Toronto

3 school boards want labour board to declare secondary teachers' strike unlawful

Three school boards want the Ontario Labour Relations Board to declare local secondary teachers’ strike unlawful, sending both teachers and students back to class.
Striking teachers with the Durham District School Board picket on April 20, 2015. (Shannon Martin/CBC)

Three school boards want the Ontario Labour Relations Board to declare local secondary teachers' strikes unlawful.

The school boards in Durham District, east of Toronto, Rainbow District, encompassing Sudbury and the surrounding area, and Peel District, west of Toronto, filed an application to the OLRB to end the ongoing strikes on the grounds that they are not permissible under new bargaining legislation.  

The three boards' joint application contends that the local Ontario Secondary School Teachers' Federation (OSSTF) strikes are over matters negotiated between the provincial government, the Ontario Public School Boards' Association and provincial OSSTF — not the union locals. 

"We've said, from the beginning, what we know is true: that provincial OSSTF is setting the agenda for local bargaining and that this local strike is part of their overall provincial strategy," said Janet McDougald, chair of the Peel District School Board.

"We've seen secondary teachers in each of the three boards protest issues being negotiated at the central table, particularly the central matter of class size.
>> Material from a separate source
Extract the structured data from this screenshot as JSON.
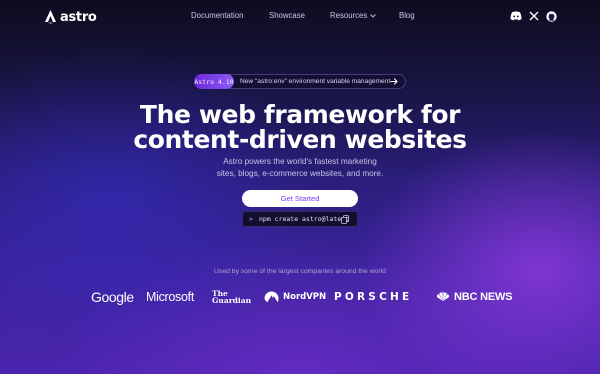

Our teachers need to know, and our parents and students need to know, that there is nothing we can do at our local table to impact class size decisions—nothing."

More than 70,000 high school students have been kept from class by the strikes, which began April 20 in Durham, the following week in Rainbow District, and the first week of May in Peel.

This is the first round of negotiations for both high school and elementary teachers since the province brought in a new negotiating system, separating local and provincial talks, with monetary issues being discussed centrally.

The school boards are calling on the OLRB to rule on their application as soon as possible to get students back into their classrooms.